Hörster Heide
Abweichungen auf dem Prüfstand

Milte -

Unmut über das Wegerecht, eine stellenweise doch sehr eigenwillige Auslegung des gültigen Bebauungsplans und jetzt auch noch schützenswerte Tierarten: Wie Doris Krause, Leiterin des Sachgebietes Bauordnung und Stadtplanung der Stadt Warendorf, am Mittwochabend im Bezirksausschuss betonte, sorgt die komplizierte Gemengelage rund um das Erholungszen­trum „Hörster Heide“ in Milte dafür, dass hier ein vereinfachtes Planänderungsverfahren nicht mehr möglich ist.

Donnerstag, 05.11.2015, 20:11 Uhr

Der Schlagbaum ist offen, doch die Schilder sprechen eine deutliche Sprache: „Zutritt und Zufahrt verboten“. Das darf so nicht sein, meint der Bezirksausschuss und beruft sich auf die Festlegungen im Bebauungsplan.
Der Schlagbaum ist offen, doch die Schilder sprechen eine deutliche Sprache: „Zutritt und Zufahrt verboten“. Das darf so nicht sein, meint der Bezirksausschuss und beruft sich auf die Festlegungen im Bebauungsplan.

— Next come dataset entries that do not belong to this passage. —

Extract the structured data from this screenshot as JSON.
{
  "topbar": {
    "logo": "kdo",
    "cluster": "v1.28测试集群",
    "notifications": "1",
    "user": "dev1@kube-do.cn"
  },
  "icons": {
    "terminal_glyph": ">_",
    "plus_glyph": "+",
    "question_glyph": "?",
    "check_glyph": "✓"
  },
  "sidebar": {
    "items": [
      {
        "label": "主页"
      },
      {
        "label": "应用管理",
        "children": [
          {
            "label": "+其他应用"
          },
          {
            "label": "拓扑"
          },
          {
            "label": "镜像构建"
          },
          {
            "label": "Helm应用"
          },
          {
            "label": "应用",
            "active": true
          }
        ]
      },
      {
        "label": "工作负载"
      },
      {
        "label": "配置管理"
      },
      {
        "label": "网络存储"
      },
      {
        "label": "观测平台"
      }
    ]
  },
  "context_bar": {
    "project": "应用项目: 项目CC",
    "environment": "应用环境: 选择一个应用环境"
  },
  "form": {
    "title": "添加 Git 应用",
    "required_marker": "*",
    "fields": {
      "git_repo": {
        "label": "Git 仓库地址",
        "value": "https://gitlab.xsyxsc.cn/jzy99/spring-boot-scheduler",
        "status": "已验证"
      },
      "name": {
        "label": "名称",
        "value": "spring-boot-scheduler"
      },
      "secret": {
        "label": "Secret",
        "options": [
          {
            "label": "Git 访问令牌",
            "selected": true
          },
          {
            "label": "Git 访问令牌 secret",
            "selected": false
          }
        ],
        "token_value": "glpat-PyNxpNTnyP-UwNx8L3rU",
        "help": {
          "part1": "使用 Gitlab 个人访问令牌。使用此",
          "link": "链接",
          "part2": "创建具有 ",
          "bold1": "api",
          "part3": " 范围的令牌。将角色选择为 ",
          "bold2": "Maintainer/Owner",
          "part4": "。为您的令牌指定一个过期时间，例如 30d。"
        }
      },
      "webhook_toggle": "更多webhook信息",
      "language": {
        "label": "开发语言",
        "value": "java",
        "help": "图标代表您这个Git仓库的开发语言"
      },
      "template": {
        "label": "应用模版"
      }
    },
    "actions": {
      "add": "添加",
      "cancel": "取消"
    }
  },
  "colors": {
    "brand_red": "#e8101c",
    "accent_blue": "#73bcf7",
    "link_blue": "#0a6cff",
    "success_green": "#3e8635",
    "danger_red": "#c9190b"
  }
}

Foto: Hartmeyer

„Da wird jetzt ein Vollverfahren stattfinden inklusive aller nötigen Umweltprüfungen und Beteiligungsschritte“, sagte die Expertin. Eine Neuvermessung des Sees habe die Stadt bereits vornehmen lassen.

Auch bei der Zielsetzung, die die Stadt mit der Bebauungsplanänderung verbindet, nahm Krause kein Blatt vor den Mund: „Wir versuchen zu retten, was noch zu retten ist“, sagte sie in aller Deutlichkeit und gab den kritischen Stimmen im Ausschuss Recht: „Dass wir derzeit dort eine unbefriedigende Situation haben, ist vollkommen richtig.“

In der Vergangenheit hatte das Gebiet, das ursprünglich einmal unter dem Namen „Lavita“ an den Start gegangen war, schon mehrfach für Aufregung gesorgt. Vor allem die nie erfolgte Realisierung eines Rundwegs um den See, laut Krause „ganz zentrales Planungsziel“, rief scharfe Kritik hervor. „Inzwischen sind dort Tatsachen geschaffen worden, die eine Umsetzung so auch nicht mehr möglich machen“, räumte Krause ein.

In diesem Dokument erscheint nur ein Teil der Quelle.